Par suite ce grief n’est pas établi et ne peut donc justifier le licenciement prononcé qui apparaît donc dépourvu de cause réelle et sérieuse.
La décision du conseil de prud’hommes sera infirmée sur ce point.
B – SUR LES CONSÉQUENCES DE LA RUPTURE :
Il ressort de l’attestation Pole Emploi que la moyenne des salaires sur les trois derniers mois de travail de Mme X était de 2 807 euros brut. Elle comptait une ancienneté de plus de 6 ans au sein de l’entreprise et était âgée de 45 ans lors du licenciement. Dès lors que Mme X justifie de ses difficultés à retrouver un emploi stable depuis son licenciement, son préjudice est évalué à la somme de 25 000 euros.
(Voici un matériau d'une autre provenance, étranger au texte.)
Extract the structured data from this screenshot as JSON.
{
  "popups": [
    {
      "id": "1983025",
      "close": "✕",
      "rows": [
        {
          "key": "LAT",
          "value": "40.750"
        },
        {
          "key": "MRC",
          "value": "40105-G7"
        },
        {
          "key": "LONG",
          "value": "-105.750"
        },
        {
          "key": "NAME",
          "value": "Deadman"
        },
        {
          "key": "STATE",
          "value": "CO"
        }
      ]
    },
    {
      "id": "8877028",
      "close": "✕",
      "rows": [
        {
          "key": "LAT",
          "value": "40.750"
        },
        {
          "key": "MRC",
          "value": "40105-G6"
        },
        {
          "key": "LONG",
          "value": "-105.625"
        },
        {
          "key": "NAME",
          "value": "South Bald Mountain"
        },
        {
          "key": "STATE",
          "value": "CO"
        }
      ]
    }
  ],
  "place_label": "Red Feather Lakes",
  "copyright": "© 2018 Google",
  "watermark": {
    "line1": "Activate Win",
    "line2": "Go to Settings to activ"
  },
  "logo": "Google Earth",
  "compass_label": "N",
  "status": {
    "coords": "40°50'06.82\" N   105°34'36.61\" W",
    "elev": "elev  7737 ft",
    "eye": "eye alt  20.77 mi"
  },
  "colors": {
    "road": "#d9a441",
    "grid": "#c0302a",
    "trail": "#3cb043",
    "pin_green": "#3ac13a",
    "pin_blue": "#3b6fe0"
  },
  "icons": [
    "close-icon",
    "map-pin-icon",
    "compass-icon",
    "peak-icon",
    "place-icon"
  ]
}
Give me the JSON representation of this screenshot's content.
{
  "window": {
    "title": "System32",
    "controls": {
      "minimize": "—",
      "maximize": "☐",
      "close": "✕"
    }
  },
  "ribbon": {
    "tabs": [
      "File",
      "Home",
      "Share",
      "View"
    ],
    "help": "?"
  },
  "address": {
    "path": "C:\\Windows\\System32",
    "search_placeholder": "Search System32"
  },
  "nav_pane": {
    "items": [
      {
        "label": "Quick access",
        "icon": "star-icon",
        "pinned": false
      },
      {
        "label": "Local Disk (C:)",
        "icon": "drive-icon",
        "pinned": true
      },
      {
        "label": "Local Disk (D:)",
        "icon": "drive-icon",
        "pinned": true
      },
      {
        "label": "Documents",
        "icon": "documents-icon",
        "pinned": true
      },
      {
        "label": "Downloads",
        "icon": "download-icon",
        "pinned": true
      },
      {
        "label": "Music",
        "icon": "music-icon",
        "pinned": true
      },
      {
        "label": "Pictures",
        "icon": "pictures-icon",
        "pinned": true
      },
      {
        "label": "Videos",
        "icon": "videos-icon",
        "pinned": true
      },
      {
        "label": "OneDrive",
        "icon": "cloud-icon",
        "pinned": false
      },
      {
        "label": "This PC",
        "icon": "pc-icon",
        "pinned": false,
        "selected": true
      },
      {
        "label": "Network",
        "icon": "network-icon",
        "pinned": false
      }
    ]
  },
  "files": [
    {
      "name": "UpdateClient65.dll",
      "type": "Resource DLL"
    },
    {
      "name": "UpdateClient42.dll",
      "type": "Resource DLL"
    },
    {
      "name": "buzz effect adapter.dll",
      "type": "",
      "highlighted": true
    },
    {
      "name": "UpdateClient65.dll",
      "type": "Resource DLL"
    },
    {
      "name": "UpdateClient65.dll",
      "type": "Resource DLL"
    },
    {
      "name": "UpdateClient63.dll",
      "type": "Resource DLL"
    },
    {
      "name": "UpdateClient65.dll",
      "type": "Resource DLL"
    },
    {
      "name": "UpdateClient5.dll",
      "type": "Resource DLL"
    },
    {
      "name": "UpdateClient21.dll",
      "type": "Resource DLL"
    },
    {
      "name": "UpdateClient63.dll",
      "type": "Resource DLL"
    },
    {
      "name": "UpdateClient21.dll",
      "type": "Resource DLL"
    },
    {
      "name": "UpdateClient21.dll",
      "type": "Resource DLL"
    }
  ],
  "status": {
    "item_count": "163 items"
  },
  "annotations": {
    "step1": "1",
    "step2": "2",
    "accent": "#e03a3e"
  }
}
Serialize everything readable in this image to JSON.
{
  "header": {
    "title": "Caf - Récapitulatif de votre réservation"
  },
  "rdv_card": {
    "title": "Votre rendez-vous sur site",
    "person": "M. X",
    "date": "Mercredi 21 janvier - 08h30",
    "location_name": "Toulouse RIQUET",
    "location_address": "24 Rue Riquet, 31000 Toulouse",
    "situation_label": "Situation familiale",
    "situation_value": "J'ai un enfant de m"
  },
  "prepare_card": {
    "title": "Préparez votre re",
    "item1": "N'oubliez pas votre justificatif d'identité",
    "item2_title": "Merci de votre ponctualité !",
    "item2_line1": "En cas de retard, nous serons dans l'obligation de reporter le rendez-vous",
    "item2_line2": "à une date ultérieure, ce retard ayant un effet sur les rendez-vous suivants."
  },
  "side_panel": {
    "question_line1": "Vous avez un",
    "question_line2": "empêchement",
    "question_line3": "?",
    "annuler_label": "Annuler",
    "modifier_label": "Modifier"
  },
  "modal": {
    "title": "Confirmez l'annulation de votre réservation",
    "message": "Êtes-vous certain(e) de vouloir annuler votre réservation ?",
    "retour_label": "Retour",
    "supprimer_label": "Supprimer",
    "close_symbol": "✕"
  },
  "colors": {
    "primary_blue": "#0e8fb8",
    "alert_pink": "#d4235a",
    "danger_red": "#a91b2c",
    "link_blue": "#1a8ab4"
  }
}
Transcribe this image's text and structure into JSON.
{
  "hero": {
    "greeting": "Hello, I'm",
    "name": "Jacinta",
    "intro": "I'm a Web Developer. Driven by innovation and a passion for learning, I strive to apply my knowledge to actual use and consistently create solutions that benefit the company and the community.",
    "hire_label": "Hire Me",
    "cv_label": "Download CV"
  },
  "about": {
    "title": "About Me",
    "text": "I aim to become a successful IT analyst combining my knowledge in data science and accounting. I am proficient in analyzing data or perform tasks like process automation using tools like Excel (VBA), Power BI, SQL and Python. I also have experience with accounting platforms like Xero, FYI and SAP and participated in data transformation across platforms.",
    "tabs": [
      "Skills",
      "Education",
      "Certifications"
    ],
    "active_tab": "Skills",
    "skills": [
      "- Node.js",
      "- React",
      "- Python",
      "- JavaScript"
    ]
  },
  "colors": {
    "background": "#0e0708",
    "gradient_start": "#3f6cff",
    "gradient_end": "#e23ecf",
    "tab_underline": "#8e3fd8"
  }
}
C – SUR LES FRAIS NON-RÉPÉTIBLES ET LES DÉPENS :
Il serait inéquitable de laisser à la charge de Mme X les frais irrépétibles qu’elle a dû exposer dans cette instance d’appel. La SAS A2C Air Cost Control sera en conséquence condamnée à lui payer une somme de 1 500 euros sur le fondement des dispositions de l’article 700 du code de procédure civile.
La SAS A2C Air Cost Control qui succombe, sera déboutée de sa demande en payement d’une indemnité de procédure et condamnée aux entiers dépens d’appel.
PAR CES MOTIFS
La Cour, statuant en audience publique, par arrêt contradictoire et en dernier ressort,
Infirme le jugement déféré dans sa totalité ;
Statuant de nouveau et y ajoutant,
Dit que le licenciement de Mme X est sans cause réelle et sérieuse ;
Condamne la SAS A2C Air Cost Control à lui verser :
— 25 000 euros à titre de dommages et intérêts ;
— 1 500 euros sur le fondement de l’article 700 du code de procédure civile ;
Dit que les dépens d’appel seront supportés par la SAS A2C Air Cost Control.
Le présent arrêt a été signé par Xavier GADRAT, Conseiller, faisant fonction de Président de Chambre, et par Nicole CUESTA, Greffière.